Here are my detailed notes from the deployment process. These notes are quite specific and serve as a technical reference for anyone looking to implement a similar monitoring setup.

login


Why Prometheus + Grafana?

We chose this combination for the following reasons:

  • Prometheus: Provides a robust, time-series database for collecting real-time metrics from various sources.
  • Grafana: Offers interactive and customizable dashboards to visualize and analyze the collected data.
  • Use Case: Specifically, we aimed to monitor model performance (e.g., latency, throughput) and the overall system health, including GPU usage and container metrics.

Features of the Setup

  • Real-time Metrics: The stack collects data at a configurable interval (e.g., 5 seconds).
  • GPU Monitoring: Leverages NVIDIA's DCGM exporter to monitor GPU utilization and memory.
  • Container Monitoring: Uses cAdvisor to monitor Docker container performance.
  • Custom Dashboards: Grafana allows the creation of tailored visualizations for specific metrics.

Deployment Using Docker Compose

The entire stack is orchestrated using Docker Compose.
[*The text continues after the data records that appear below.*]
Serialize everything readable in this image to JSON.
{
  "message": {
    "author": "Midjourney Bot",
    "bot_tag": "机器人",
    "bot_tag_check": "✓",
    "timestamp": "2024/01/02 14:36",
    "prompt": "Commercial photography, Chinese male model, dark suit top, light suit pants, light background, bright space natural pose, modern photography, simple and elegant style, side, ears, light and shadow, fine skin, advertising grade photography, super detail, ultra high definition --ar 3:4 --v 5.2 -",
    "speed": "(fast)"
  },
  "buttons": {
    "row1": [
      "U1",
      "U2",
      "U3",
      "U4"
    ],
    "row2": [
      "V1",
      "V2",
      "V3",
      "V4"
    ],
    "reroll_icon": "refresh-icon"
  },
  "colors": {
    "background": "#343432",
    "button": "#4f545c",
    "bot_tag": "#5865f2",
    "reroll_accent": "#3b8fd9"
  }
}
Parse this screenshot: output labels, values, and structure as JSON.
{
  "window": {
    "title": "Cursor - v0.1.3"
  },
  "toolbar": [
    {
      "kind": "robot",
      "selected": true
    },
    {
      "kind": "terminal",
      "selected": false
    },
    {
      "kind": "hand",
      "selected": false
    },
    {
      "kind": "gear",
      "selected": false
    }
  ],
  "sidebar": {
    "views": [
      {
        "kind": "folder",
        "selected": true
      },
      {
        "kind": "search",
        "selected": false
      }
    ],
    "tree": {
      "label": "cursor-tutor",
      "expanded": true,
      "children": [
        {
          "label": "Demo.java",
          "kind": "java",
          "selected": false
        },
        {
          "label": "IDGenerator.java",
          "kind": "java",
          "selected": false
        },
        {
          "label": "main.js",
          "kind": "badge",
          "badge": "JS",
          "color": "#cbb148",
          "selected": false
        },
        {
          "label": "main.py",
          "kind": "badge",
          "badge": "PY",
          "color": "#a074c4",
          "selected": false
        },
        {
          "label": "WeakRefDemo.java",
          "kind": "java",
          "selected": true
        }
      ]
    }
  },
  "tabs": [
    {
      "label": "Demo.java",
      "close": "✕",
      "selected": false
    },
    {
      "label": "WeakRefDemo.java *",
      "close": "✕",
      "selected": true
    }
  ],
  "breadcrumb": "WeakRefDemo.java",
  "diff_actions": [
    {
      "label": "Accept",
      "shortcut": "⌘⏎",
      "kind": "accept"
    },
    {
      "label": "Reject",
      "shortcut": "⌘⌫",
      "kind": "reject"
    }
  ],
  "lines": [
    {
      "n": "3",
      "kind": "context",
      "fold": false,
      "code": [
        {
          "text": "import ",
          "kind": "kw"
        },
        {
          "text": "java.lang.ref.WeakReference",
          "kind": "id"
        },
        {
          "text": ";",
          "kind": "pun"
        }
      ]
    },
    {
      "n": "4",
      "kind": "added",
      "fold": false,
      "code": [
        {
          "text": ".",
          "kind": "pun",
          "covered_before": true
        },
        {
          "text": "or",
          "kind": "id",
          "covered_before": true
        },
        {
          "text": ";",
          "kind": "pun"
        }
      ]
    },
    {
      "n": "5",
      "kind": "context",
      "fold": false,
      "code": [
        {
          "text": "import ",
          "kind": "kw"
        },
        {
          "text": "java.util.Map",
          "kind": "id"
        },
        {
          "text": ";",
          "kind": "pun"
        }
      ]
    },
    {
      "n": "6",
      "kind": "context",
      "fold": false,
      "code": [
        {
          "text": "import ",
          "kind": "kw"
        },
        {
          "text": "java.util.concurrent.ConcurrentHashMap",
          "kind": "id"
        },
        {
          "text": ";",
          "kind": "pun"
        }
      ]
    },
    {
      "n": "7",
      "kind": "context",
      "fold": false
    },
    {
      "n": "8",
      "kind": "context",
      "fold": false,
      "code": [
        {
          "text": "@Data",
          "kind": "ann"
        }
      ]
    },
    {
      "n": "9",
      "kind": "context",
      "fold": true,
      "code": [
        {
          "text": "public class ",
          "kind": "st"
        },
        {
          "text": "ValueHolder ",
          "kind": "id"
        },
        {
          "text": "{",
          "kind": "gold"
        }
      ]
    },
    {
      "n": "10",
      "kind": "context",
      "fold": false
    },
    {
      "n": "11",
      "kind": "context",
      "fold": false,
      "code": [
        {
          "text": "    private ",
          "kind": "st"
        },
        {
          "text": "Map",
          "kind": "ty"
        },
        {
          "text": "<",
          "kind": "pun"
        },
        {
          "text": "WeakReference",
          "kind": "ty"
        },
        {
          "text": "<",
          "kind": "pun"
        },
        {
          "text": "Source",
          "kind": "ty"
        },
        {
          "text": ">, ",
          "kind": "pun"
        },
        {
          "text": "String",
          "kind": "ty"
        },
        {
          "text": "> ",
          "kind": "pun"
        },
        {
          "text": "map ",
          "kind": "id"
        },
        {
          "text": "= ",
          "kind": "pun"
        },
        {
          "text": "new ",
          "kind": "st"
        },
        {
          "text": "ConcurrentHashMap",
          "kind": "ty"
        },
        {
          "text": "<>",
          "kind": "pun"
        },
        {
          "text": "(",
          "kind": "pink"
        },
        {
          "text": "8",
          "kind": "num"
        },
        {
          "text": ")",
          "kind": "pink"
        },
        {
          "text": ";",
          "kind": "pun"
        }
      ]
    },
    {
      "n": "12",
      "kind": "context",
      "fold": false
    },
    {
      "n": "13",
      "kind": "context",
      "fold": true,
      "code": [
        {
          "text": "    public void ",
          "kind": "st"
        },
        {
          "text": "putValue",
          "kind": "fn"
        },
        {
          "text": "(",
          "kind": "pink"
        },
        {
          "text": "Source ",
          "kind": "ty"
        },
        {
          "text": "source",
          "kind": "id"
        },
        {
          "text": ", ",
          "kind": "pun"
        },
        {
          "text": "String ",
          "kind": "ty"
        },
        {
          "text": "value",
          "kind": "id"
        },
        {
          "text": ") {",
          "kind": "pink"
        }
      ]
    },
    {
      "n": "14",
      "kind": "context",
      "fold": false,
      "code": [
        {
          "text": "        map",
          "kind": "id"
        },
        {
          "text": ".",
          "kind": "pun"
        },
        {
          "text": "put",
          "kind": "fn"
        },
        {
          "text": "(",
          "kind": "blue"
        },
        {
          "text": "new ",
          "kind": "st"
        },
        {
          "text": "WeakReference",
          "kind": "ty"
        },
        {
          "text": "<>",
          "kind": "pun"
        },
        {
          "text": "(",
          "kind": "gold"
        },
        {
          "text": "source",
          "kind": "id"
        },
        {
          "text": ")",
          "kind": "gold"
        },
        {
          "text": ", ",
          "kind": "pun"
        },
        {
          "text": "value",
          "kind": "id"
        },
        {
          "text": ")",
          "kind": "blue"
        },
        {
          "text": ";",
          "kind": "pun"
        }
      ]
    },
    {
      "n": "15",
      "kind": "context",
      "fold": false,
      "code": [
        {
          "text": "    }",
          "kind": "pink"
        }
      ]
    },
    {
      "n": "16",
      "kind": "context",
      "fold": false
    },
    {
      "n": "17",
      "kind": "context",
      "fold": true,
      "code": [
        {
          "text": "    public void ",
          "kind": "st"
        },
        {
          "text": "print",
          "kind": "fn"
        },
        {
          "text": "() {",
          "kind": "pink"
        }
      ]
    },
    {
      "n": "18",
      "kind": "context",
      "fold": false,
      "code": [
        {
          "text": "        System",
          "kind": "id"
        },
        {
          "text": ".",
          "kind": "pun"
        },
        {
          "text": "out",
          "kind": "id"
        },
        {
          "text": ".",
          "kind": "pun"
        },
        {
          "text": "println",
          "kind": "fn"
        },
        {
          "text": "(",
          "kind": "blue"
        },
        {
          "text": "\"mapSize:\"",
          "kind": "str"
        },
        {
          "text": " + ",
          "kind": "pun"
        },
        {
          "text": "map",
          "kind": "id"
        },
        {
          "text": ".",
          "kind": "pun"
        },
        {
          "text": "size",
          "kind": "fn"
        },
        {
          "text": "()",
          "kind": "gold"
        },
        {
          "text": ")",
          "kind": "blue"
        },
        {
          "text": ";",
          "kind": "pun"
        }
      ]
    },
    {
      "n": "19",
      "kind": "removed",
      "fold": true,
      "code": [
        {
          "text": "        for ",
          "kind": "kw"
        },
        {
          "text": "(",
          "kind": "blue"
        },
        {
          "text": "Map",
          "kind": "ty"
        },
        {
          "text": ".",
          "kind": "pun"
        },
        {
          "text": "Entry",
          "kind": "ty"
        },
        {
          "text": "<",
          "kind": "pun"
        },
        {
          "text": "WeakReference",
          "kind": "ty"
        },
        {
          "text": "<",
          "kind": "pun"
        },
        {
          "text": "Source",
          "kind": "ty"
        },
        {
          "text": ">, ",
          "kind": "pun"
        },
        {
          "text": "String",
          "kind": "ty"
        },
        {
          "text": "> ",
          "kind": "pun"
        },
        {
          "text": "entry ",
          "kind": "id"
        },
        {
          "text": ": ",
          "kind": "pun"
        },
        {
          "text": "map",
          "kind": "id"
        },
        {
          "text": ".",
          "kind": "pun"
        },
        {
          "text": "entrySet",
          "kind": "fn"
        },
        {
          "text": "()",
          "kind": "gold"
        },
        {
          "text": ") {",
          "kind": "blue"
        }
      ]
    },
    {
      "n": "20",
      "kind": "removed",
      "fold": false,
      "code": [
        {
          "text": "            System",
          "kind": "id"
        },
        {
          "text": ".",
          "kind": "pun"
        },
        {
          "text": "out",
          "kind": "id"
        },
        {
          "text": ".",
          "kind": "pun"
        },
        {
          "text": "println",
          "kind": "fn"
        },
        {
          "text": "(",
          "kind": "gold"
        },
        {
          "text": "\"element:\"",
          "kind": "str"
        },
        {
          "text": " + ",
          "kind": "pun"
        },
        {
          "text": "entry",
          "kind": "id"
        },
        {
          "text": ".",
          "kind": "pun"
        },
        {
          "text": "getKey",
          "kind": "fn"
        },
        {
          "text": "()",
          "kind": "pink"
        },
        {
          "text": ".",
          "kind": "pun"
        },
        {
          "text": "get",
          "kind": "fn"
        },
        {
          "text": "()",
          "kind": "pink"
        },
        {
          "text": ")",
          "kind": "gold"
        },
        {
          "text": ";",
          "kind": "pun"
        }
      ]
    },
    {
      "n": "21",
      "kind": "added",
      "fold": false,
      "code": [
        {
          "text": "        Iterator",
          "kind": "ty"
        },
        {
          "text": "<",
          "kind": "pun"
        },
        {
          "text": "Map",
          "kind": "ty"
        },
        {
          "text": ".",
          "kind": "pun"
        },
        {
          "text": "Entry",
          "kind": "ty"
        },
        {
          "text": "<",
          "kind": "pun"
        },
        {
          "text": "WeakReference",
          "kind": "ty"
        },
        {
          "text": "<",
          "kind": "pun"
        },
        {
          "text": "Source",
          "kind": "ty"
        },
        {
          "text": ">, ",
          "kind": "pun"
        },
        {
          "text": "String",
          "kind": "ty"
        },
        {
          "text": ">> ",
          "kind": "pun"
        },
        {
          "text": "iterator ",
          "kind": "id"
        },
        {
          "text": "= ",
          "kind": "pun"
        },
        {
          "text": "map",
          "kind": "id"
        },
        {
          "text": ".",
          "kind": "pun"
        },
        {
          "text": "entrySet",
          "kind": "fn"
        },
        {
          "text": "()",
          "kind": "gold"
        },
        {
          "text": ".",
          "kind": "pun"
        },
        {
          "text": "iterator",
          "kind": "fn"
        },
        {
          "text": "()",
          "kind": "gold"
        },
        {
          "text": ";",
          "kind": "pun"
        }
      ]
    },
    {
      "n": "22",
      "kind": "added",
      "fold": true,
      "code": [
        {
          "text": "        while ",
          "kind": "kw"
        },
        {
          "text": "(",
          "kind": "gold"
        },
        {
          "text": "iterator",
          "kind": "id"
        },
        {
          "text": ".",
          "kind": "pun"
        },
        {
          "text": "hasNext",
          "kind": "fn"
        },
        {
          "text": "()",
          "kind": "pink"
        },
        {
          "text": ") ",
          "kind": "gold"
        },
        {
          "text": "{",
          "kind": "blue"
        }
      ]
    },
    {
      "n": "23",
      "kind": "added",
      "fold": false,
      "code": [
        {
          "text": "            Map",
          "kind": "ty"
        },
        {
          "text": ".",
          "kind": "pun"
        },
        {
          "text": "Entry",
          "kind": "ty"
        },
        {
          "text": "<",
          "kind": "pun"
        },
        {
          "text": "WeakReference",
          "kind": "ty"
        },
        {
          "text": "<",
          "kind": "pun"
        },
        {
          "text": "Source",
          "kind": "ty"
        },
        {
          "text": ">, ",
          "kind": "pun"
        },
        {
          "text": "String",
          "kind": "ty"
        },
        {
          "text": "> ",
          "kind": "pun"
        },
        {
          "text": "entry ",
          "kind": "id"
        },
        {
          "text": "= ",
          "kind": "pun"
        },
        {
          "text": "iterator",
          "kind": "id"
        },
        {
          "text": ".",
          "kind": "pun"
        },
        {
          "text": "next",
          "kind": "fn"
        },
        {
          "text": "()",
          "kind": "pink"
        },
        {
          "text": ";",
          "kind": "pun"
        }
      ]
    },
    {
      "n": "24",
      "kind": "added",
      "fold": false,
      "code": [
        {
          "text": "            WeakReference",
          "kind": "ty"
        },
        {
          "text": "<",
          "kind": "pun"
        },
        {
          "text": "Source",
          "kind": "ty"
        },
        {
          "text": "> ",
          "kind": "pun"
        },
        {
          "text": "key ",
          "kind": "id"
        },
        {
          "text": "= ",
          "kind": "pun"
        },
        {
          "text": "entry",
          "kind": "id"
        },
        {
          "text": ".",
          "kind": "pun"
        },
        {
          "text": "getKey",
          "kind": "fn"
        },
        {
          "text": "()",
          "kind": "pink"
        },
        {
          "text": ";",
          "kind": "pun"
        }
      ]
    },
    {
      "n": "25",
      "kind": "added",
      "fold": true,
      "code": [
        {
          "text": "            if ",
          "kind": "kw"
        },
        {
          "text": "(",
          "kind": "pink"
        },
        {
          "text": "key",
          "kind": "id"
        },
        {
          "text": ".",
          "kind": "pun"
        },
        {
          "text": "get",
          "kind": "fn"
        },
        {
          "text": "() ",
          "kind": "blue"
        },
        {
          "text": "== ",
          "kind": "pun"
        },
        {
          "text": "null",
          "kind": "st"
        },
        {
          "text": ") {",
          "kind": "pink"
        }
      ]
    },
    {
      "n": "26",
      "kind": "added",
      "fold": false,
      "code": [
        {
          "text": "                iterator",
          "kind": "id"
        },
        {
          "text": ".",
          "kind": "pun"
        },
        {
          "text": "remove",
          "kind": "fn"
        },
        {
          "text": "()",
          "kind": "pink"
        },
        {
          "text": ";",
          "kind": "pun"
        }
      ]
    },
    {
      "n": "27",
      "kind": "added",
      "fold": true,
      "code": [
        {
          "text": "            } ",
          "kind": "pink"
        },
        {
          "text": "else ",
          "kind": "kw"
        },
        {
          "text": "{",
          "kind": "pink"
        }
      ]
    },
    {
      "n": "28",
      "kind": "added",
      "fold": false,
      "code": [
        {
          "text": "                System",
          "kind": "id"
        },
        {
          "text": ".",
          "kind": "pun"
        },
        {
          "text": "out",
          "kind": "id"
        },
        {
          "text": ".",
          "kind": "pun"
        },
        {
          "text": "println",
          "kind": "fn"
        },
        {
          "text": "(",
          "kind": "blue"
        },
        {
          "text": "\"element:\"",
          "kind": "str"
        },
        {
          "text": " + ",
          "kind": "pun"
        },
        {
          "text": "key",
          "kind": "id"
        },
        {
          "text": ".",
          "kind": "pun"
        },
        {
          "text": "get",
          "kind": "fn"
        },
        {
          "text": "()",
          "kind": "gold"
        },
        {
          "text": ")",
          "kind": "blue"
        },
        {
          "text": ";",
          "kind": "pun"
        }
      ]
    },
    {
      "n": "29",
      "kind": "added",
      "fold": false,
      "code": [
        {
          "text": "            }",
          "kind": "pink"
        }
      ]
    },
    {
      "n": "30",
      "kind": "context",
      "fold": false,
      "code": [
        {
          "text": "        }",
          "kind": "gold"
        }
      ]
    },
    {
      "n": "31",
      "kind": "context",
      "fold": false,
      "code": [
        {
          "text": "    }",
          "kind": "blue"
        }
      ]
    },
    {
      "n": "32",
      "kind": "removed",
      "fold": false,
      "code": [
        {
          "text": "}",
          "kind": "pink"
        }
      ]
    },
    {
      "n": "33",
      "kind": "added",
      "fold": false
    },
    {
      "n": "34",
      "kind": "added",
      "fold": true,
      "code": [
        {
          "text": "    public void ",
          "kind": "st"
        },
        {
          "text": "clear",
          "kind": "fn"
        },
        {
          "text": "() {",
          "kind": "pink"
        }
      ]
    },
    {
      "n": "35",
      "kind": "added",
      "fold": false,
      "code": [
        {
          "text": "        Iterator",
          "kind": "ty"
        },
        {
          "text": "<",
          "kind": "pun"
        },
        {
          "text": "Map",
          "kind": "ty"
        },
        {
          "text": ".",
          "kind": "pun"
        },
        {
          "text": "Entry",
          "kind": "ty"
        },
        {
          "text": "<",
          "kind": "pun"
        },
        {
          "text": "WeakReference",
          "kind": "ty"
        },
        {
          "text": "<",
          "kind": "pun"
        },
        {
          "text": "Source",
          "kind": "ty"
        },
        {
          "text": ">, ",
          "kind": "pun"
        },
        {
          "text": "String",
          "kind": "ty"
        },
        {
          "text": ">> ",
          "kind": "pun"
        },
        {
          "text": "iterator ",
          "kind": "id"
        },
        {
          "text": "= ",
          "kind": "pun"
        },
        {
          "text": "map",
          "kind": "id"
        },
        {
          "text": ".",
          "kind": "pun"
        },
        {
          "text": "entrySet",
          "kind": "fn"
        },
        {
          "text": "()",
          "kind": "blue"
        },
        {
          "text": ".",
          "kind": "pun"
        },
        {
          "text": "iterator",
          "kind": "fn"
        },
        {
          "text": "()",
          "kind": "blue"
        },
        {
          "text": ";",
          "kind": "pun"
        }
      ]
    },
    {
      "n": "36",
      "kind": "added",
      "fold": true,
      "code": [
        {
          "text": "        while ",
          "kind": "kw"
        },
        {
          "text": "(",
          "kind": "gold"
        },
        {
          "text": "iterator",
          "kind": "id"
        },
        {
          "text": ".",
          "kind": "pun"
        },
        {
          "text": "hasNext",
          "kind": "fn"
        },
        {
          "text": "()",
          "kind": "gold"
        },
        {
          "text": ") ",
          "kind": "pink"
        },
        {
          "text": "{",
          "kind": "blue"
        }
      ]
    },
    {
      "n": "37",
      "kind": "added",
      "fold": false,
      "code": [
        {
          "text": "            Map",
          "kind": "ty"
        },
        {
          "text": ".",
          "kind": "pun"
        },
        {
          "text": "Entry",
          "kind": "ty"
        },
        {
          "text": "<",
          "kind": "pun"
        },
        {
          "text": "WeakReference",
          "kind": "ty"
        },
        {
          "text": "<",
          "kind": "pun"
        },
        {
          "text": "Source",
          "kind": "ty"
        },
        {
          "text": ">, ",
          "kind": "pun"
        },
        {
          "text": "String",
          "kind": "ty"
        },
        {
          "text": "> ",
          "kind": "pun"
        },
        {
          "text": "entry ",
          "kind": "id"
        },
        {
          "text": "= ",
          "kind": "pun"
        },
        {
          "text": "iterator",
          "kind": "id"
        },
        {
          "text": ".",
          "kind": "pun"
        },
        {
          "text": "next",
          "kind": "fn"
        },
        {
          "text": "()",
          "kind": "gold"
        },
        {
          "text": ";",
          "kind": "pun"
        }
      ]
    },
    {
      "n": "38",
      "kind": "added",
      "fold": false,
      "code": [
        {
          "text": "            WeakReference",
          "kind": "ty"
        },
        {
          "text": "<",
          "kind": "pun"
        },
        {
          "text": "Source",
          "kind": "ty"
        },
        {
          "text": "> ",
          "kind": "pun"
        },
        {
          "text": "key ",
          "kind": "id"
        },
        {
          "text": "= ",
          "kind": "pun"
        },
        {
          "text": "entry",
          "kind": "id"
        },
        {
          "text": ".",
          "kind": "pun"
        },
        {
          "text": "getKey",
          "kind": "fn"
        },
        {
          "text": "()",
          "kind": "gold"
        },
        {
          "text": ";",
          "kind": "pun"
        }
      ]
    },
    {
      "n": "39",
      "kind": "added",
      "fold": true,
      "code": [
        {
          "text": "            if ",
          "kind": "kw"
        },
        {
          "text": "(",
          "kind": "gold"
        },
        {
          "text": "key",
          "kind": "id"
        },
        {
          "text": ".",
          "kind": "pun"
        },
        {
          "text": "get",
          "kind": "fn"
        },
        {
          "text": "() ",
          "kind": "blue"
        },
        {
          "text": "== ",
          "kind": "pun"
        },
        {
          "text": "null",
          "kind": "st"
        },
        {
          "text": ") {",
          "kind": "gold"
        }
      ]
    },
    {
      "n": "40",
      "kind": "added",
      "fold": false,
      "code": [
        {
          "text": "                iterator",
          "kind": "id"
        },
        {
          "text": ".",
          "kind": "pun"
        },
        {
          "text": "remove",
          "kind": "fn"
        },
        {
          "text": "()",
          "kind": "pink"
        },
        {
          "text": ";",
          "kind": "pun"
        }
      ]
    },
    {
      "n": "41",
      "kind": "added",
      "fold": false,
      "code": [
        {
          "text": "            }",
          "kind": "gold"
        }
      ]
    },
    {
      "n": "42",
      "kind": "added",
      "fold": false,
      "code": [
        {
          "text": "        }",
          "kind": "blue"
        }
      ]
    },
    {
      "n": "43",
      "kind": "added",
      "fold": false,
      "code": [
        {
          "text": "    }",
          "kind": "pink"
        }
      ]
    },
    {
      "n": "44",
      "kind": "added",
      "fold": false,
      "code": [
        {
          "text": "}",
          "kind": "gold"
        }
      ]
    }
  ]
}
Below is the docker-compose.yml file we used:

1version: '3.8'
2
3services:
4 cadvisor:
5 image: google/cadvisor:latest
6 ports:
7 - "8088:8080"
8 volumes:
9 - /:/rootfs:ro
10 - /var/run:/var/run:rw
11 - /sys:/sys:ro
12 - /var/lib/docker/:/var/lib/docker:ro
13 networks:
14 - monitoring
15
16 prometheus:
17 image: prom/prometheus:latest
18 volumes:
19 - ./prometheus.yml:/etc/prometheus/prometheus.yml
20 command:
21 - '--config.file=/etc/prometheus/prometheus.yml'
22 ports:
23 - "9090:9090"
24 networks:
25 - monitoring
26
27 grafana:
28 image: grafana/grafana:latest
29 ports:
30 - "3000:3000"
31 volumes:
32 - grafana-storage:/var/lib/grafana
33 networks:
34 - monitoring
35
36 nvidia-dcgm-exporter:
37 image: nvidia/dcgm-exporter:latest
38 deploy:
39 resources:
40 reservations:
41 devices:
42 - capabilities: [gpu]
43 environment:
44 - NVIDIA_VISIBLE_DEVICES=all
45 ports:
46 - "9400:9400"
47 networks:
48 - monitoring
49
50networks:
51 monitoring:
52 driver: bridge
53
54volumes:
55 grafana-storage:

Configuring Prometheus

Prometheus is configured to scrape metrics from cAdvisor and NVIDIA DCGM exporter. Here is the prometheus.yml file:

1global:
2 scrape_interval: 5s
3
4scrape_configs:
5 - job_name: 'cadvisor'
6 static_configs:
7 - targets: ['cadvisor:8080']
8
9 - job_name: 'nvidia-gpu'
10 static_configs:
11 - targets: ['nvidia-dcgm-exporter:9400']

Custom Grafana Dashboards

Once Prometheus is set up, Grafana can query its data to visualize metrics. Below are some of the key panels we created:

  1. Docker Container Memory Usage (MB):

    • Query: sum(container_memory_usage_bytes{image!=""}) by (name) / 1024 / 1024

    memory ps

  2. GPU Utilization:

    • Query: DCGM_FI_DEV_GPU_UTIL
    • Legend: {{modelName}} - GPU {{gpu}}

    gpu utils

  3. GPU Memory Usage (MB):

    • Query: DCGM_FI_DEV_FB_USED / 1024 gpu mem
  4. Docker Container CPU Usage (Cores):

    • Query: sum(rate(container_cpu_usage_seconds_total{image!=""}[5m])) by (name) cpu usage

Steps to Deploy the Stack

  1. Prepare Files: Save the docker-compose.yml and prometheus.yml files in the same directory.

  2. Start the Services: Run the following command to start the monitoring stack:

    1docker-compose up -d
  3. Access Web Interfaces:

    • Prometheus: Visit http://<server-ip>:9090 to view raw metrics.
    • Grafana: Visit http://<server-ip>:3000 to create and view dashboards.
  4. Import Dashboards: Use the JSON model of your dashboard in Grafana to visualize metrics.


Summary

  • Proactive Monitoring: Monitoring both GPU and container metrics is essential for optimizing performance in ML systems.
  • Flexibility: The Prometheus + Grafana stack is highly customizable, making it suitable for diverse monitoring needs.
  • Simplicity: Using Docker Compose simplifies deployment and maintenance of the stack.